When Evan thought of him, he always pictured the burly kid he’d known back at the Pride House Group Home. Now he felt the flicker of coldness that used to move through his chest when, as the smallest boy in the pack, he caught the ruthless focus of Charles Van Sciver.

  Evan cleared his throat. “I’m not buried yet.”

  “No. WE will be PAYing for that PRIVILEGE. I believe V WANTS TO take some TIME with you FIRST. That WILL BE my GIFT to her. For HER devoted SERVICE.”

  “It didn’t have to go this way,” Evan said.

  “IT IS WHAT it IS, and THAT’S ALL that it IS.” Van Sciver’s old standby. And also, judging from the dial tone emanating from the phone, his sign-off.

  Candy kept her gaze on Evan but held the phone behind her, raised over one shoulder. Orphan M came forward to claim it. He carried it back across to René.

  “You’ll have tonight to consider your finances,” René said. “Bidding will begin in the morning.”

  “Yeah,” Candy said, turning on one stiletto prong. “We’re not willing to take that risk.”

  René’s laugh was more like a stutter. “You don’t have a choice.”

  Dex stiffened. Xalbador readjusted his grip on the AK.

  Orphan M neared René and held out the phone. When René reached for it, M snatched David and spun him around, shoving the uncapped tip of a pen into his neck.

  Immediately Xalbador’s AK-47 was pressed into Candy’s temple. Dex had his handgun drawn—a .45 auto—and aimed at Orphan M, but the little man was barely visible behind David. From the safety of the Lexan vault, Evan watched the standoff.

  Calmly, Candy held up her hands, fluttered her fingers. “Hear me out,” she said. “I will offer you one hundred million dollars right now. We take him and we’re gone.”

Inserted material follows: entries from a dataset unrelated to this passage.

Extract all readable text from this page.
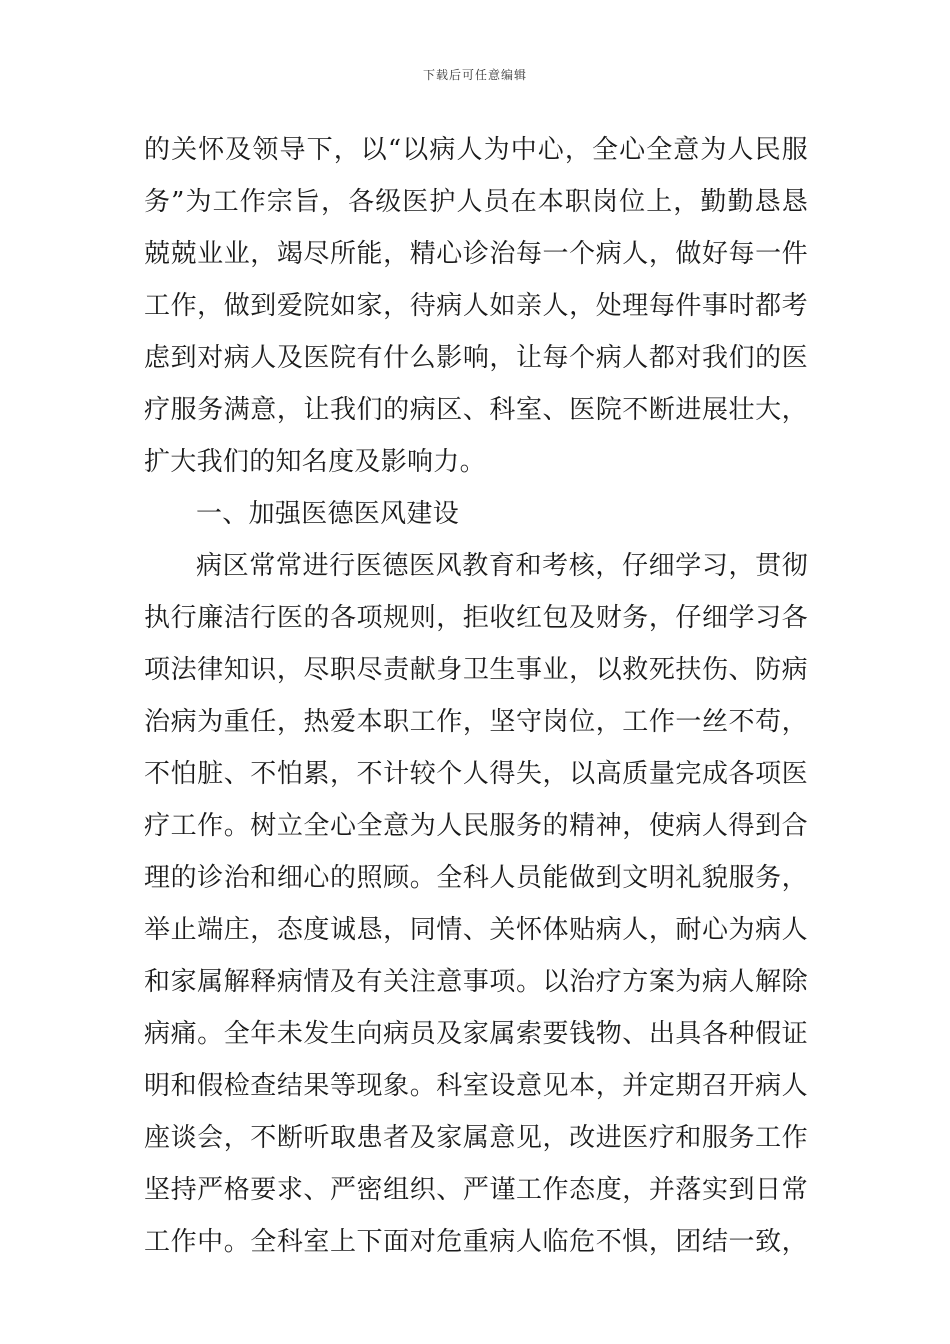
下载后可任意编辑
的关怀及领导下，以“以病人为中心，全心全意为人民服
务”为工作宗旨，各级医护人员在本职岗位上，勤勤恳恳
兢兢业业，竭尽所能，精心诊治每一个病人，做好每一件
工作，做到爱院如家，待病人如亲人，处理每件事时都考
虑到对病人及医院有什么影响，让每个病人都对我们的医
疗服务满意，让我们的病区、科室、医院不断进展壮大，
扩大我们的知名度及影响力。
一、加强医德医风建设
病区常常进行医德医风教育和考核，仔细学习，贯彻
执行廉洁行医的各项规则，拒收红包及财务，仔细学习各
项法律知识，尽职尽责献身卫生事业，以救死扶伤、防病
治病为重任，热爱本职工作，坚守岗位，工作一丝不苟，
不怕脏、不怕累，不计较个人得失，以高质量完成各项医
疗工作。树立全心全意为人民服务的精神，使病人得到合
理的诊治和细心的照顾。全科人员能做到文明礼貌服务，
举止端庄，态度诚恳，同情、关怀体贴病人，耐心为病人
和家属解释病情及有关注意事项。以治疗方案为病人解除
病痛。全年未发生向病员及家属索要钱物、出具各种假证
明和假检查结果等现象。科室设意见本，并定期召开病人
座谈会，不断听取患者及家属意见，改进医疗和服务工作
坚持严格要求、严密组织、严谨工作态度，并落实到日常
工作中。全科室上下面对危重病人临危不惧，团结一致，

  René’s smile stretched across his tight face. “Leaving me with a houseful of furious psychopaths.”

  David’s head was torqued back, his face flushed high at the cheekbones. “René,” he said, his voice throaty and cramped. “I want to go home now.”

  All of his hipster cool had evaporated, and he looked like what he was: a college-age kid in over his head. The e-cigarette spun on the hardwood at his feet, and Evan couldn’t help thinking the kid would never get the chance to graduate to Marlboros.